Recent interactions between the Large and the Small Magellanic Clouds (LMC and SMC) and the Milky Way can be understood by studying their recent star formation history. This study aims to detect any directional or propagating star formation in the last 500Myr. We traced the age of the last star-formation event (LSFE) in the inner Large and Small Magellanic Cloud (L&SMC) using the photometric data in V and I passbands from the Optical Gravitational Lensing Experiment (OGLE-III) and the Magellanic Cloud Photometric Survey (MCPS). The LSFE is estimated from the main sequence turn-off point in the color-magnitude diagram (CMD) of a subregion. After correcting for extinction, the turn-off magnitude is converted to age, which represents the LSFE in a region. The spatial distribution of the age of the LSFE shows that the star-formation has shrunk to within the central regions in the last 100Myr in both the galaxies. The location as well as age of LSFE is found to correlate well with those of the star cluster in both the Clouds.
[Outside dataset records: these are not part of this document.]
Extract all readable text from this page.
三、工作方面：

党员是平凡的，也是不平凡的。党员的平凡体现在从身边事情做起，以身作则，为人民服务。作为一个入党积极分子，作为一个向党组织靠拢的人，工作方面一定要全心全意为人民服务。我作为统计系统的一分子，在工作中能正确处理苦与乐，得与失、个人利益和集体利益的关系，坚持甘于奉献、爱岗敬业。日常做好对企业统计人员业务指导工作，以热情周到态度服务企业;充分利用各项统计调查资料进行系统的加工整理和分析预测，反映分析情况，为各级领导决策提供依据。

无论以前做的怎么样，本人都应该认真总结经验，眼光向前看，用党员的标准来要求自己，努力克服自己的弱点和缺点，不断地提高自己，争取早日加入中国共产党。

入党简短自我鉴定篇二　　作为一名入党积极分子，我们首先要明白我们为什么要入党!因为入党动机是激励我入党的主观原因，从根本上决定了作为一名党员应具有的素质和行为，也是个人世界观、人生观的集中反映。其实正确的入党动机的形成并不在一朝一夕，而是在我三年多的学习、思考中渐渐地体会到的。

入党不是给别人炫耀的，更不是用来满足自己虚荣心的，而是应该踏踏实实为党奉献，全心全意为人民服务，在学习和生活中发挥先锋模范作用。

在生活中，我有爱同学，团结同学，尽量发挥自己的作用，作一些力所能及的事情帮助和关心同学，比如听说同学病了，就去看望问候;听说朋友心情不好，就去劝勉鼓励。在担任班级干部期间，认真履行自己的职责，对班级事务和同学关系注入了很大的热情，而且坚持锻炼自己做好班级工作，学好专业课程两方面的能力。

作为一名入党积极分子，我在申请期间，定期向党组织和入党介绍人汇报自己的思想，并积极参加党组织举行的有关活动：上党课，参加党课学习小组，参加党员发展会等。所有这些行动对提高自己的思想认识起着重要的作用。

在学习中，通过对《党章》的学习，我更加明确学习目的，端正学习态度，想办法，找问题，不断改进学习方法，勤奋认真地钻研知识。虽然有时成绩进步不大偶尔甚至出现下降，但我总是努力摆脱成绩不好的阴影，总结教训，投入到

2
The SMC map shows two separate concentrations of young star-formation, one near the center and the other near the wing. We detect peaks of star-formation at 0-10Myr and 90-100Myr in the LMC, and 0-10Myr and 50-60Myr in the SMC. The quenching of star-formation in the LMC is found to be asymmetric with respect to the optical center such that most of the young star forming regions are located to the north and east. On deprojecting the data onto the LMC plane, the recent star-formation appears to be stretched in the northeast direction and the HI gas is found to be distributed preferentially in the north. We found that the centroid is shifted to the north during the time interval 200-40Myr, whereas it is found to have shifted to the northeast in the last 40Myr. In the SMC, we detect a shift in the centroid of the population younger than 500Myr and as young as 40Myr in the direction of the LMC. We propose that the HI gas in the LMC has been pulled to the north of the LMC in the last 200Myr because of the gravitational attraction of our Galaxy at the time of perigalactic passage. The shifted HI gas was preferentially compressed in the north during the time interval 200-40Myr and in the northeast in the last 40Myr, owing to the motion of the LMC in the Galactic halo. The recent star-formation in the SMC is due to the combined gravitational effect of the LMC and the perigalactic passage.